THE government is announcing that it intends to break up the national bargaining arrangements for nurses and, no doubt, other NHS staff.
This will have the divide-and-conquer effect that is vital for the government to remove the ‘N’ from the NHS.
As impressive as it might sound, Labour’s Andy Burnham, with a rattling sabre in each hand, is crying out that if the government wants a battle over this, then the opposition was ready, having dusted themselves down from the health-reform battle.
Yes, valiant attempts were made by the NHS staff taking to the streets, along with other public-service workers. But the kind of support they didn’t get was from our MPs, with cries of: yes, we agree but don’t, whatever you do, down tools.
We know that Thatcher’s employment legislation made striking in this country technically illegal. But it would seem that Labour is too quick to distance itself from warming its hands on the picket-line fires.

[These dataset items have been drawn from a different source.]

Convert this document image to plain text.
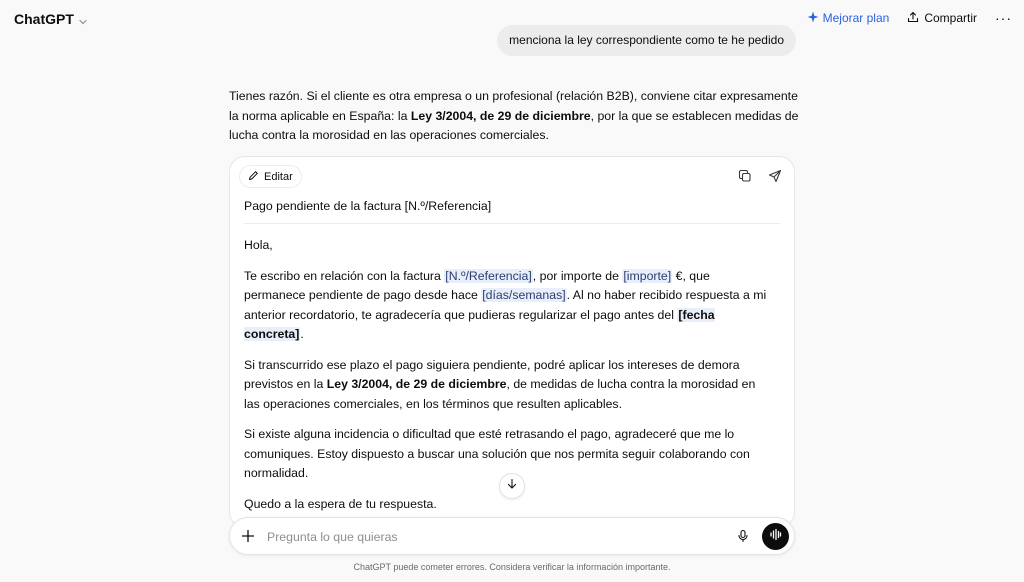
ChatGPT	Mejorar plan	Compartir ···
menciona la ley correspondiente como te he pedido
Tienes razón. Si el cliente es otra empresa o un profesional (relación B2B), conviene citar expresamente la norma aplicable en España: la Ley 3/2004, de 29 de diciembre, por la que se establecen medidas de lucha contra la morosidad en las operaciones comerciales.
Editar
Pago pendiente de la factura [N.º/Referencia]

Hola,

Te escribo en relación con la factura [N.º/Referencia], por importe de [importe] €, que permanece pendiente de pago desde hace [días/semanas]. Al no haber recibido respuesta a mi anterior recordatorio, te agradecería que pudieras regularizar el pago antes del [fecha concreta].

Si transcurrido ese plazo el pago siguiera pendiente, podré aplicar los intereses de demora previstos en la Ley 3/2004, de 29 de diciembre, de medidas de lucha contra la morosidad en las operaciones comerciales, en los términos que resulten aplicables.

Si existe alguna incidencia o dificultad que esté retrasando el pago, agradeceré que me lo comuniques. Estoy dispuesto a buscar una solución que nos permita seguir colaborando con normalidad.

Quedo a la espera de tu respuesta.

Pregunta lo que quieras
ChatGPT puede cometer errores. Considera verificar la información importante.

As with the health reforms, this will eventually be defeated in the House Of Lords. It is all a time-wasting procedure when you have an unelected government who will implement change anyway.
There are probably two ways it could go. The Lib Dems are now behind UKIP in the polls, so they could develop some fortitude and stop the reform in its tracks, probably gathering some support back at the same time. Or the nurses and all affected in the NHS should take the government on.
I am sure that, because of everything else that’s happening in the NHS (the mountain of cancelled operations to name but one), the public would be behind them all the way.
If these changes are allowed in, without constructive opposition, they, like the employment legislation, won’t be repealed in the future.